Our knowledge related to the entailments of functionalities of different biological processes as they enable sentience to arise in the human is still limited due to the biological complexity of the body. There are two interrelated research paradigms that can be developed to approach this problem– one paradigm seeks to study the body and articulate its entailments (intra-functionalities) at multiple scales over time; the second paradigm seeks to glean knowledge from this study of biological processes and create new forms of computation to enable us to transcend the limitations of current computational modes. The nature and scope of the question necessitates an interdisciplinary approach to research through the development of a multi-perspective approach to knowledge production. Here, key solutions can in part
arise at the interstices between disciplines, and potentially enable us to define and ‘chip away’ at the problem set.

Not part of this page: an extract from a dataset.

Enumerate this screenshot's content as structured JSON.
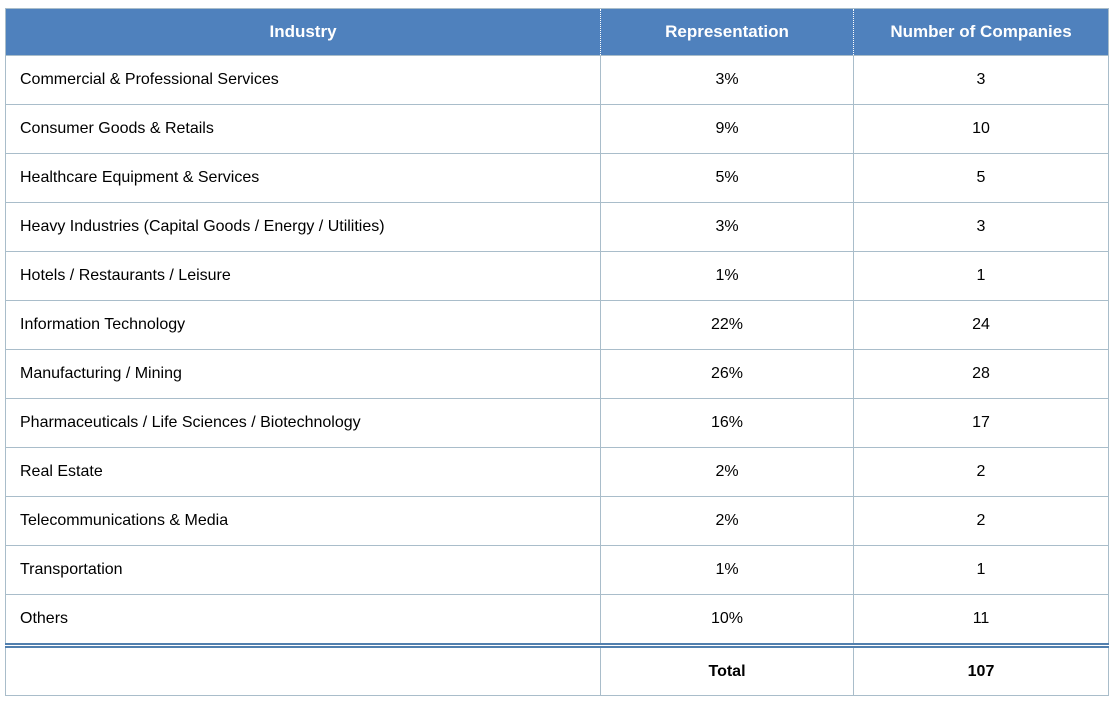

Central is observing the body as a distributed network of computational processes that function at different physical scales as well as across time-dependent, process-oriented accretive frames. We can articulate the study of the body by calling it an electrochemical computer— a computer whose deep functionality is not yet fully entailed. Historically the nature of the problem has been to isolate a biological system and study its entailments to ascertain its functionality. Yet, the nature of sentience asks us as researchers to take a more holistic approach, despite the complexity at play. These two paradigms then become a long-term problem set that a network of high-end researchers can collaborate on, by
bringing different areas of expertise to the table. The notion of developing a biomimetic/bio-relational Engine of Engines— A Computational Ecology (Stengers 2005) derives from observing computational systems at work in the body and approaching them through observation— through technological, mathematical and/or computational abstraction. Where the body has been described as functioning as a computational system that transcends the Turing limit (Siegelmann 1999)(Maclennan 2003)(Penrose 1989) new approaches to computation need to be undertaken to reflect this deep complexity.